I used to appreciate admiring the almond blossoms whenever I had a chance during my commute from one district to another. This happened almost every day. I also always carried with me a letter from my husband who was lying in a hospital bed withering away in pain. It is a glorious letter filled with a message of dignity that everyone must hear no matter how difficult it may be. I take a gander among the almond trees, which are known for the ripe greenery throughout the year and for their battle with harsh rains and winds all on its own.
These days are indescribable and I would not try to describe them even if I could because the feelings I refer to cannot be explained. One must continue without fear and so, I clamped down on my emotions as the emotional wife or the worried mother. I put on the cover that I needed to wear, which was to go out into the public because I was fighting for the required momentum and strength.
I would avoid looking at every picture that emerged from there or any footage and I would try to finish my task without letting sadness find its way to me. If I surrendered or regressed the consequences would be negative beyond repair. It would have also raised concerns in the hearts of all those surrounding us, including the hypocrites. Yes, the decision was harsh but it was required at this stage.

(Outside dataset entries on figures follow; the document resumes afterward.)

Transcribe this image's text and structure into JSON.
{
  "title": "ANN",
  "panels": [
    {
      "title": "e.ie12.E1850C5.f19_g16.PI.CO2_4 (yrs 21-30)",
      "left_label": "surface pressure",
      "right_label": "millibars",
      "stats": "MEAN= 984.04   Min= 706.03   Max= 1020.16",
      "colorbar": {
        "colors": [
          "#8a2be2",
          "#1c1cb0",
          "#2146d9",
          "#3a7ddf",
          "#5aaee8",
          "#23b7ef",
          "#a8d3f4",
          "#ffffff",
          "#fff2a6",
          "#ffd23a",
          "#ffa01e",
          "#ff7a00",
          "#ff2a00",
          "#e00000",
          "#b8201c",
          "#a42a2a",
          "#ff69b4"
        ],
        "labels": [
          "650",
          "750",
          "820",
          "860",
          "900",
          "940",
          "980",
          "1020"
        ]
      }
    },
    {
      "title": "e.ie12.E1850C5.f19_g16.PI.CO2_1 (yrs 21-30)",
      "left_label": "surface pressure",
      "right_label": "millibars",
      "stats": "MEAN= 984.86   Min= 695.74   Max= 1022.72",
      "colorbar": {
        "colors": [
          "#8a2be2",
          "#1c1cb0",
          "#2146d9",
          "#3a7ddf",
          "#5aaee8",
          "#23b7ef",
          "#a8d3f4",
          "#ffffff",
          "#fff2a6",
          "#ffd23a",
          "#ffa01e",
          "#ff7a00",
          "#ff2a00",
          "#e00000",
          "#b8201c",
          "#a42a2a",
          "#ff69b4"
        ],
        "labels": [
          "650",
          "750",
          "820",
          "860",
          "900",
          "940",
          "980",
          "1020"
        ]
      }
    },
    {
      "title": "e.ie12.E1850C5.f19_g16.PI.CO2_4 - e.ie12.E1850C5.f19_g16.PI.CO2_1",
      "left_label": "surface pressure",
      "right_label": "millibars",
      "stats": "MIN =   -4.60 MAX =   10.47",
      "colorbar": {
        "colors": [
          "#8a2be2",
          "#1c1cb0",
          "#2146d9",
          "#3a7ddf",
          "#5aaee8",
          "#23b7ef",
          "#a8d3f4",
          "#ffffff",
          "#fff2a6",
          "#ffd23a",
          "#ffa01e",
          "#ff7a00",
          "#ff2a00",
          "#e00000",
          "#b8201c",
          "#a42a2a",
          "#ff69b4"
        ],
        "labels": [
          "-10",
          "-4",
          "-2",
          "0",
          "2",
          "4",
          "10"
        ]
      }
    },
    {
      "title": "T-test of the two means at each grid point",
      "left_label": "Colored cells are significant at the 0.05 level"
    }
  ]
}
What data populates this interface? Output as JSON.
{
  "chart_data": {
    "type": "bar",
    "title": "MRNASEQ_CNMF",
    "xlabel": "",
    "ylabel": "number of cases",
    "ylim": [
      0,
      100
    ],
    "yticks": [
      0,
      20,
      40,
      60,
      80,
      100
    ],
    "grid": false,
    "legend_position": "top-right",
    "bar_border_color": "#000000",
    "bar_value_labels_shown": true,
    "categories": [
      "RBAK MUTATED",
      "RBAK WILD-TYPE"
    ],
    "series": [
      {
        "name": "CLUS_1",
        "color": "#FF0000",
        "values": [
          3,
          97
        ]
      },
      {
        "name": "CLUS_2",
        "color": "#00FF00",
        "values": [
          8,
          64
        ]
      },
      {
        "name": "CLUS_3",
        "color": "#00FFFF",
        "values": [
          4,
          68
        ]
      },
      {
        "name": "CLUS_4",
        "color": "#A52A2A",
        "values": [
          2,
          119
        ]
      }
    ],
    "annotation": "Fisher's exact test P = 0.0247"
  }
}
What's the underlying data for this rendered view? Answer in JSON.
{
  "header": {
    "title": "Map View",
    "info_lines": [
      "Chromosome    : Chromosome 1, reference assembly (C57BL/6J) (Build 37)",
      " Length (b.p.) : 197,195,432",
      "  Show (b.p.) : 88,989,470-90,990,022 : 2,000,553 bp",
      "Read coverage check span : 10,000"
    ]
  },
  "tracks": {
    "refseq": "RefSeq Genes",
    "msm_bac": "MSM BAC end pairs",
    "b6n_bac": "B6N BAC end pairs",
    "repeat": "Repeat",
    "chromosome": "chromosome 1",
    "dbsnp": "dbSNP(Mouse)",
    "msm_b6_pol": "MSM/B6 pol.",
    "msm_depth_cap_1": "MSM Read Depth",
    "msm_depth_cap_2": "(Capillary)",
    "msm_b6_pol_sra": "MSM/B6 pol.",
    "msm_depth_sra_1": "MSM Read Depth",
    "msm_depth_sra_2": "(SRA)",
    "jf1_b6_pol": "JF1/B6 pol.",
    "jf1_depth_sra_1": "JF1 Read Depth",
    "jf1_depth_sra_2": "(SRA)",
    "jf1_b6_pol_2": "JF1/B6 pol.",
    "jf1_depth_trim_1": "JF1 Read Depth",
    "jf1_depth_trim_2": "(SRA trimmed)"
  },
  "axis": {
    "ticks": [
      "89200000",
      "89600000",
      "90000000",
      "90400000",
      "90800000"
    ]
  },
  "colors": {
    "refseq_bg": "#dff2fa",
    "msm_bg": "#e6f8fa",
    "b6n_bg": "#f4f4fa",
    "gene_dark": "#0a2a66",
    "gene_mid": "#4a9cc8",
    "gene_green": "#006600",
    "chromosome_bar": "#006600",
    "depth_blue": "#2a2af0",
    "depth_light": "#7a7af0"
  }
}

On one of the days during the week of protest I opened the window of the vehicle just as we were passing through one of the northern districts: light rose from within me the moment I set my eyes on the almond blossoms though I do not know where this light came from. It came to me just as I set my eyes on the white blossoms of the almond tree. I felt a sense of pride and acceptance, as I looked at this tree yield beautiful flowers despite the harshness of winter over past few months.
This moment came merely a few hours before we heard news that the beginning of an agreement had begun that would end my husband’s suffering of nearly 100 days after he was placed in administrative detention for the entire cold and snowy winter.
Yes, the almond blossoms come at their own time. Our dreams intersect with one dear truth and that is that as our precious bodies wither away, we prove that we are a nation of people who love life and because of our love for it we find a way. We do not like death or hunger. We do not like to live on water alone but this is the message to the oppressed: either we live free or we die with our dignity.
Translated from PaliInfo, 7 March 2016.